Basis and Limitations of Analysis: The following applies to all the companies rated. Conclusions are based largely on achieved earnings, balance sheet strength, achieved earnings per share growth trend and industry attractiveness. We undertake a relatively detailed  analysis of the published financial statements including growth per share trends and our general view of the industry attractiveness and the company’s growth prospects. Despite this diligence our analysis is subject to limitations including the following examples. We have not met with management or discussed the long term earnings growth prospects with management. We have not reviewed all press releases. We typically have no special expertise or knowledge of the industry.

DISCLAIMER: All stock ratings presented are “generic” in nature and do not take into account the unique circumstances and risk tolerance and risk capacity of any individual.

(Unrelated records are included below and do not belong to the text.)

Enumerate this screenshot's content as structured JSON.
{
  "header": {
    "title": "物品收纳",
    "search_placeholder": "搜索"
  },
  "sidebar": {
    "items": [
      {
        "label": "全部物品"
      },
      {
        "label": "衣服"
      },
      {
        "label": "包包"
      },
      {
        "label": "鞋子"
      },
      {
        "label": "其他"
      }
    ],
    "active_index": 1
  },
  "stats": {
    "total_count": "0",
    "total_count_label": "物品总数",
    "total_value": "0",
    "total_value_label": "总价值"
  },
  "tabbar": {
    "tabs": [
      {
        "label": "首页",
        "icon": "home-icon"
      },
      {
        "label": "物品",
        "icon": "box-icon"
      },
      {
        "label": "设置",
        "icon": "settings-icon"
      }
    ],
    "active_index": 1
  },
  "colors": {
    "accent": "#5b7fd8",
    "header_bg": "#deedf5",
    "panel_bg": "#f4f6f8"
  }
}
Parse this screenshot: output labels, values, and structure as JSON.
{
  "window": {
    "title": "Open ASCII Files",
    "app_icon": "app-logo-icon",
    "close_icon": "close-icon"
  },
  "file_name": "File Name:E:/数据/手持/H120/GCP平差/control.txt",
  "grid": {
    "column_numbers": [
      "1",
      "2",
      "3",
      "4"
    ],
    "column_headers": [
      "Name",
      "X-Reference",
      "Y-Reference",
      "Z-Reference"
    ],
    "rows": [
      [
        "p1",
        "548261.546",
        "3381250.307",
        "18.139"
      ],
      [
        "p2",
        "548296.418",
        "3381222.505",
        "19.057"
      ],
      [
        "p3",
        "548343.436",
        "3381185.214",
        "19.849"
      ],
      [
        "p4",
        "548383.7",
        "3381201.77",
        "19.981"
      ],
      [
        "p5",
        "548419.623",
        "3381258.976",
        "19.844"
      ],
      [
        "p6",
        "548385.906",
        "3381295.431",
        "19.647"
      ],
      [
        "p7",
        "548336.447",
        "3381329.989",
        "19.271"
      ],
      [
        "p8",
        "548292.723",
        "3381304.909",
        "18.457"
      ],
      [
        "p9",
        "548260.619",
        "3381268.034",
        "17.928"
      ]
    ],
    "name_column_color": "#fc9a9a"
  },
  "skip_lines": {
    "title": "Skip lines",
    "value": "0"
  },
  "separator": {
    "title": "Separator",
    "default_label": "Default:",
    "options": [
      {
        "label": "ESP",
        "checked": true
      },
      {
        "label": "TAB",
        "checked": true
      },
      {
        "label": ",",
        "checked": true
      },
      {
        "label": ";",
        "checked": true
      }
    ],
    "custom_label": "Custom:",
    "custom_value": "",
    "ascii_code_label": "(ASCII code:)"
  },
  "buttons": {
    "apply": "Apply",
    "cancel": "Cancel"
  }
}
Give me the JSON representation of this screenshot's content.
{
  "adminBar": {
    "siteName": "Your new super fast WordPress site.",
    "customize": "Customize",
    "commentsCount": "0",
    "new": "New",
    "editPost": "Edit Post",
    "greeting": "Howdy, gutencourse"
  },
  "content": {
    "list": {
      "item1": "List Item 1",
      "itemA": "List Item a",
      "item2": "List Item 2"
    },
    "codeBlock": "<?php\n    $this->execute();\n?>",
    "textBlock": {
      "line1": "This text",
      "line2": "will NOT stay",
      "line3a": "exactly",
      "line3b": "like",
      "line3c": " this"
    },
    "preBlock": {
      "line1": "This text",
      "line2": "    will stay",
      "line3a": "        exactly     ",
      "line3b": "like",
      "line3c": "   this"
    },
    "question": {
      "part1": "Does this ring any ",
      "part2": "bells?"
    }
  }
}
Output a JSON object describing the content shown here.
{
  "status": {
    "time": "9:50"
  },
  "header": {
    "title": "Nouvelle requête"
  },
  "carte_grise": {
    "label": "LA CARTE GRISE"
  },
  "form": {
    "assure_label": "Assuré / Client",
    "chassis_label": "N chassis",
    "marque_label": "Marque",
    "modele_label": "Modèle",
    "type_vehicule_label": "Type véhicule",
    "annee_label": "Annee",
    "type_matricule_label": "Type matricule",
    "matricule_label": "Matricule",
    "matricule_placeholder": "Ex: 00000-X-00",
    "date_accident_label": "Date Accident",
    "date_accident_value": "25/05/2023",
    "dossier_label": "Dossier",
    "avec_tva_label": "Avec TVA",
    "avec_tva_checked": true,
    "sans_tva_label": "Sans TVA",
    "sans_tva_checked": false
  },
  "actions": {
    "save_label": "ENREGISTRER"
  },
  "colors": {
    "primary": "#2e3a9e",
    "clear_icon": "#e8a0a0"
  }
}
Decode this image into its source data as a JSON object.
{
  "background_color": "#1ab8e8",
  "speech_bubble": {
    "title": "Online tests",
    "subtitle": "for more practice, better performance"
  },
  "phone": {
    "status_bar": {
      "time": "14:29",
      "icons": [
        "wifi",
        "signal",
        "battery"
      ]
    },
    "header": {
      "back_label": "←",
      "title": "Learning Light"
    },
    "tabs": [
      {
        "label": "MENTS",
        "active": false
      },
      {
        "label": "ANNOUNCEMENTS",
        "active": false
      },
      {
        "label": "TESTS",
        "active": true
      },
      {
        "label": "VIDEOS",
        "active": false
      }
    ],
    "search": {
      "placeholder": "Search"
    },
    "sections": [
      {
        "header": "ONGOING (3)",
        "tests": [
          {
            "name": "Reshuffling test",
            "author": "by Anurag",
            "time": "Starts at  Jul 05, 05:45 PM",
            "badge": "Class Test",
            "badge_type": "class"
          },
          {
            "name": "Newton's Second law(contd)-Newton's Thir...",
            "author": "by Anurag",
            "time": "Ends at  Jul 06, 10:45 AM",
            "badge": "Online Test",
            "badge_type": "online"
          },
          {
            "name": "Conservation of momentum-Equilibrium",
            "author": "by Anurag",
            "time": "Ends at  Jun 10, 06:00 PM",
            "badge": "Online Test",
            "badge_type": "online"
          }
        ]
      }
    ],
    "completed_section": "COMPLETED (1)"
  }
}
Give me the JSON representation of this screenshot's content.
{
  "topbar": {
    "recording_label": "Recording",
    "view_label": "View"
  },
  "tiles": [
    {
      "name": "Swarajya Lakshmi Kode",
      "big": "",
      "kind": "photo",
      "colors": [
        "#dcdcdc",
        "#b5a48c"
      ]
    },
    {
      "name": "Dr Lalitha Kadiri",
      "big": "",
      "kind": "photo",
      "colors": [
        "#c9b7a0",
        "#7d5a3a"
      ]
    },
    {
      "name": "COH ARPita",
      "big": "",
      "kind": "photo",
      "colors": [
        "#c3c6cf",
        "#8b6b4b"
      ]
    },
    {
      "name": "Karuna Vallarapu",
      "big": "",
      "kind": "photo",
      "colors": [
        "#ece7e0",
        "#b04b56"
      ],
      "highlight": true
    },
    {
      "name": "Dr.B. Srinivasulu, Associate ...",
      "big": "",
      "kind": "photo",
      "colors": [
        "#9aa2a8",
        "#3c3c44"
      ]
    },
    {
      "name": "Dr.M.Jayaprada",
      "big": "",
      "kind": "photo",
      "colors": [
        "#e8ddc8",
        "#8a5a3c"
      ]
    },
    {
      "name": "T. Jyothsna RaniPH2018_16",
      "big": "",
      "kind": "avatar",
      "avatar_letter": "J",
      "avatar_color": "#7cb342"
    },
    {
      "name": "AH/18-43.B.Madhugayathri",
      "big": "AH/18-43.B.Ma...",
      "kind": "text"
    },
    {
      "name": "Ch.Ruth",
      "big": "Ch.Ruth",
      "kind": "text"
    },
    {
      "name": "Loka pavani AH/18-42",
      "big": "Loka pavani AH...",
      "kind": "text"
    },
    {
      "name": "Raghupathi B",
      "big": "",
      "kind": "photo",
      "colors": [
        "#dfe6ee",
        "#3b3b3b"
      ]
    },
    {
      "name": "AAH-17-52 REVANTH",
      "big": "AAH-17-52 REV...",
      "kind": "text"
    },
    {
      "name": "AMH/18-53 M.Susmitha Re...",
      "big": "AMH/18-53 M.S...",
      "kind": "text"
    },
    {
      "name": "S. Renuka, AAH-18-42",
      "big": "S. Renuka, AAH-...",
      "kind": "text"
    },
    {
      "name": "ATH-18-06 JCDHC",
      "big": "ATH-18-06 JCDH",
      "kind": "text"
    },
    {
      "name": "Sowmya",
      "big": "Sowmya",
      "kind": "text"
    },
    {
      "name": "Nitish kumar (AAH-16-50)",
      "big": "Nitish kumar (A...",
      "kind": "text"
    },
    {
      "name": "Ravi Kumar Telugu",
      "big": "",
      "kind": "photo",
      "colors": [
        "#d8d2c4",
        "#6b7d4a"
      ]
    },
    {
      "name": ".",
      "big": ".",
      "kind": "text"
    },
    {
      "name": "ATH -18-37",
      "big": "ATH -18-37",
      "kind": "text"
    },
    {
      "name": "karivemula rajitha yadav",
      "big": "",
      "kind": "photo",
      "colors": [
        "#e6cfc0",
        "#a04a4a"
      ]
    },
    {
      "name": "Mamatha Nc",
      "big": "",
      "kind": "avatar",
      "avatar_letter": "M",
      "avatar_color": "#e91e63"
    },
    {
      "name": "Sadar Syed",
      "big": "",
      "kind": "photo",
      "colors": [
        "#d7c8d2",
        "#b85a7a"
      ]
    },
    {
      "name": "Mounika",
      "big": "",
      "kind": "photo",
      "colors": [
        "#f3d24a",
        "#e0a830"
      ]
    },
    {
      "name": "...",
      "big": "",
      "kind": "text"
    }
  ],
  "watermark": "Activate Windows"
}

The information presented is not a recommendation for any individual to buy or sell any security. The authors are not registered investment advisors and the information presented is not to be considered investment advice to any individual. The reader should consult a registered investment advisor or registered dealer prior to making any investment decision. For ease of writing style the newsletter and articles are often written in the first person. But, legally speaking, all information and opinions are provided by InvestorsFriend Inc. and not by the authors as individuals. The author(s) of this report may have a position, as disclosed in each report. The authors’ positions may subsequently change without notice.